Seçimlerden sonra ortaya çıkan meclis tablosuna göre partiler koalisyon arayışları içinde ve herkes farklı senaryolar kurarken ben bunun tam tersini düşünüyorum.
Benim kafamdaki senaryoya göre AKP ve onun daha önce genel başkanlığını yapan Cumhurbaşkanı, bu kadar kolay ve bu kadar rahat bir şekilde saltanatı bırakmayacaktır.
Onu iyi tanıyanlar ve onun yakınında olan insanlar, onun ne kadar inatçı ve hırslı biri olduğunu anlatırlar.
Zaten bu işin doğasında olan ve olması gereken bir davranış olur. 12 yıllık sistemde sözde yaptıkları reformlarla yeniden oluşturmaya başladıkları AKP sisteminde, geriye dönülmez köprüler atılmış ve vazgeçilmez yapılaşmalara gidilmiştir.
AKP artık sistemin içinde bir sektör oluşturmuş ve bu sektöre göre toplumun büyük bir kesimi yolunu çizmiştir.
Bu yapılanma; hem ekonomik, hem siyasi, hem güvenlik ve hem de yargı gibi temel taşların yerinden oynamasına neden olmuştur.
Kemalist Laik Sistem yerine seküler bir yapı getiren AKP, kendi inanç ve yaşam tarzı ile artık geri dönülmez bir yapı oluşturmuştur.
Uzun süre iktidardan ve devlet yönetmekten uzak kalan bugünkü muhalefet partilerinin hala muhalefet olmaları zaten bir gerçek.

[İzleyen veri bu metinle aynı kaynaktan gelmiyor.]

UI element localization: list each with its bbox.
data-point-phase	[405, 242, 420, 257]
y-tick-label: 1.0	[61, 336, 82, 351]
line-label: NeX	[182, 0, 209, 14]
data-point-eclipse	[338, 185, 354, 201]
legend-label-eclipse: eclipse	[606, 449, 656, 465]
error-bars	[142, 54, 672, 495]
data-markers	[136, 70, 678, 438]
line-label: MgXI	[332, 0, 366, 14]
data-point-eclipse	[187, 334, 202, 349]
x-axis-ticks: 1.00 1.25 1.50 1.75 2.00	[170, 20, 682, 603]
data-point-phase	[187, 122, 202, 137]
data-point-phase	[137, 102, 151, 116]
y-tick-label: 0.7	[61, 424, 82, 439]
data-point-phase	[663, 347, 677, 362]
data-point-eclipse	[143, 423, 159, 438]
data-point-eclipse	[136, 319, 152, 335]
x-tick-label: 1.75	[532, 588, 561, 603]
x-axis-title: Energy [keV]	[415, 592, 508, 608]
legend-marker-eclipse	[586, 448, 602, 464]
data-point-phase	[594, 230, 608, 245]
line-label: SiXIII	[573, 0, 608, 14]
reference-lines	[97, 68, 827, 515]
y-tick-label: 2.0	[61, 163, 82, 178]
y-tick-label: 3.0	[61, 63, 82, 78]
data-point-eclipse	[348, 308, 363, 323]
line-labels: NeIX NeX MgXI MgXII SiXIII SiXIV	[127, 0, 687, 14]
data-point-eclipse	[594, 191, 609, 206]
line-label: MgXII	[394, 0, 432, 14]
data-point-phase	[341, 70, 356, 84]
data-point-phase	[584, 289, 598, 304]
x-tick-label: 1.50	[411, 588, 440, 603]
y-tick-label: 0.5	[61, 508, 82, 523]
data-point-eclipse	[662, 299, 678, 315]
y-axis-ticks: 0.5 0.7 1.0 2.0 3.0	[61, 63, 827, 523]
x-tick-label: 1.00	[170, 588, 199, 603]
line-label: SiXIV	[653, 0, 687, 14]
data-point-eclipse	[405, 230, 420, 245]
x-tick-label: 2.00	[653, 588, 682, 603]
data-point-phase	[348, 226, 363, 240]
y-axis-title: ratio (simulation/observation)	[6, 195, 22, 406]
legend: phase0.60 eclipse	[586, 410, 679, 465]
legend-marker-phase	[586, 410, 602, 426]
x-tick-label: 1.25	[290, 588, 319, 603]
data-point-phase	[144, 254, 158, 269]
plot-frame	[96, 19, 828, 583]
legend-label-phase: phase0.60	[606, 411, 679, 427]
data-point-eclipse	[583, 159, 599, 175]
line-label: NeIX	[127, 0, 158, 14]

Bugün iktidara gelme hevesi içinde olan bu partilerin, zaten bir varlık gösteremediği ortada.
Ancak bir şekilde bu sistemin eski partileri ile koalisyona girebilir. Oda dışarıdan destek ve yönetimde söz sahibi olma şartı ile…
Bugün iktidara ortak olma heves ve beklentisi içinde olan tüm partilerin bu iktidara ortak olmaları halinde, oluşturulmuş olan yapıya müdahale etmelerine AKP tarafından müsaade edilmeyeceğine inanıyorum.

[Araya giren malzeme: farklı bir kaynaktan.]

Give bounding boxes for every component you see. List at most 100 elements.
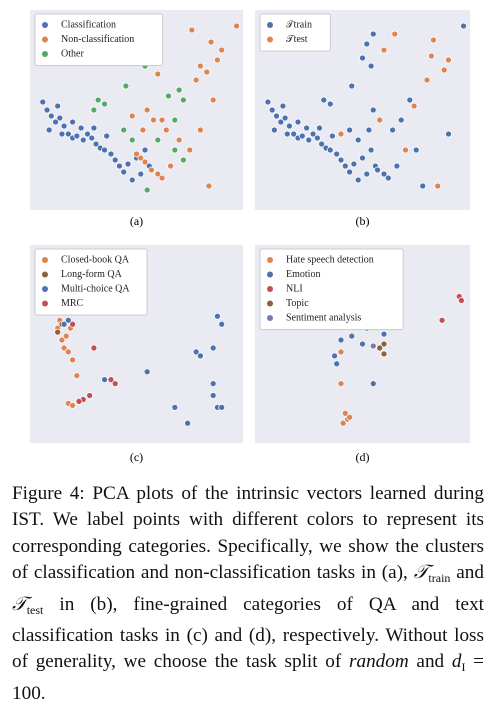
point — [331, 352, 338, 360]
point — [188, 26, 196, 34]
point — [434, 182, 442, 190]
point — [192, 348, 200, 356]
legend-marker — [267, 257, 273, 263]
legend-label: NLI — [286, 283, 303, 294]
point — [218, 404, 226, 411]
point — [369, 30, 377, 38]
point — [158, 174, 166, 182]
point — [233, 22, 240, 30]
subplot-label: (a) — [130, 214, 143, 228]
point — [460, 22, 467, 30]
point — [64, 316, 72, 324]
point — [45, 126, 53, 134]
point — [218, 46, 226, 54]
point — [69, 402, 76, 409]
point — [107, 376, 115, 383]
point — [440, 66, 448, 74]
point — [116, 162, 123, 170]
legend-marker — [42, 286, 48, 292]
point — [333, 360, 341, 368]
point — [337, 348, 345, 356]
point — [158, 116, 166, 124]
caption-math: d — [451, 651, 462, 673]
legend-label: Long-form QA — [61, 269, 123, 280]
point — [120, 168, 128, 176]
legend-label: Topic — [286, 298, 309, 309]
point — [354, 136, 362, 144]
point — [205, 182, 213, 190]
legend-label: 𝒯train — [286, 19, 312, 30]
point — [192, 76, 200, 84]
point — [380, 340, 388, 348]
point — [197, 126, 204, 134]
point — [354, 176, 362, 184]
point — [180, 156, 187, 164]
point — [380, 330, 388, 338]
legend-marker — [42, 36, 48, 43]
point — [369, 380, 377, 387]
caption-math: 𝒯 — [413, 562, 429, 584]
point — [207, 38, 215, 46]
point — [380, 170, 388, 178]
point — [88, 134, 96, 142]
point — [412, 146, 420, 154]
point — [101, 100, 108, 108]
point — [374, 166, 381, 174]
legend-marker — [267, 271, 273, 278]
point — [84, 130, 91, 138]
point — [309, 130, 317, 138]
point — [389, 126, 396, 134]
legend-marker — [267, 315, 273, 321]
legend-marker — [42, 300, 48, 307]
point — [339, 419, 347, 427]
legend-marker — [267, 22, 273, 28]
point — [423, 76, 431, 84]
point — [209, 392, 217, 399]
point — [264, 98, 272, 106]
point — [128, 112, 136, 120]
point — [359, 54, 366, 62]
legend-box — [259, 248, 404, 330]
point — [298, 132, 306, 140]
point — [101, 376, 108, 383]
point — [359, 340, 366, 348]
point — [393, 162, 401, 170]
point — [150, 116, 157, 124]
point — [184, 419, 191, 427]
point — [92, 140, 100, 148]
point — [380, 350, 388, 358]
point — [175, 86, 183, 94]
point — [359, 154, 366, 162]
point — [75, 398, 83, 405]
point — [64, 348, 72, 356]
point — [209, 96, 217, 104]
legend-box — [34, 248, 148, 316]
point — [397, 116, 405, 124]
point — [77, 124, 85, 132]
point — [458, 297, 465, 304]
point — [171, 116, 179, 124]
legend-label: Other — [61, 48, 84, 59]
point — [350, 160, 358, 168]
subplot-label: (c) — [130, 450, 143, 464]
point — [363, 170, 371, 178]
caption-italic: random — [349, 651, 409, 673]
caption-text: and — [450, 562, 484, 584]
point — [316, 124, 323, 132]
point — [341, 162, 349, 170]
point — [141, 146, 149, 154]
point — [79, 136, 87, 144]
point — [281, 114, 289, 122]
caption-sub: train — [428, 571, 451, 586]
point — [60, 122, 68, 130]
point — [128, 136, 136, 144]
point — [165, 92, 172, 100]
legend-marker — [42, 257, 48, 263]
point — [154, 170, 162, 178]
legend-marker — [42, 271, 48, 278]
point — [43, 106, 51, 114]
point — [39, 98, 47, 106]
point — [369, 106, 377, 114]
point — [122, 82, 130, 90]
point — [348, 332, 356, 340]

Bu yüzden son dakikaya kadar muhalefet partileri veya azınlık olan partilerle, hükümet kuruyormuş gibi davranacak olan AKP, en sonunda bu partilere gol atacaktır.
Kendi sistemini koruma adına ve kimseye elletmeme adına farklı bir senaryo ile yalnız başına hükümeti kurarak, devleti yöneteceğine inanıyorum.
İsterse meclisi kilitleme operasyonu, isterse buna politik ayak oyunları deyin. Sonuçta bu iktidar kurduğu sistemi kimseye elletmeyecektir.
İçişleri Bakanlığını kaptırsa paralelcilerin gelmesinden ve güvenliklerinin tehlikeye girmesinden korkarlar.
Adalet Bakanlığını kaptırsalar, anayasa ve HSYK gibi bir gücü kaybederek, partilerinin kapanması ve hatta yasal olarak cezaevini bile boylamaktan korkarlar.
Milli Eğitim Bakanlığını kaptırsalar; bu sefer yeni eğitim sisteminin yıkılması, dershanelerin yeniden açılması ve okullarının kapatılarak, ilahiyatların zarar görmesini göze alamazlar.
Yani bir taraftan Paralel Yapı tehlikesi, bir taraftan Ergenekoncuların tekrar etkin hale gelmesi ve bir diğer taraftan ise Kemalist Laik sistemin tepelerine vurmasından korkacakları için meclisi kitler, var olan 12 Eylül yasaları ile idare eder veya bürokrasi ile bu süreci yönetmeye çalışırlar…
Zaten hangi bakanlığı başka partiye verseler bu bakanlıktaki bürokrasiyi kaybedeceklerinden korkacakları için bunu göze alamazlar. Bu yüzden Koalisyon bahane zaman kazanma şahane… Sonuçta AKP bu ülkenin yönetimini kimseye kaptırmamak için kelleleri pahasına dahi olsa bir son dakika hareketine girişeceklerine inanıyorum.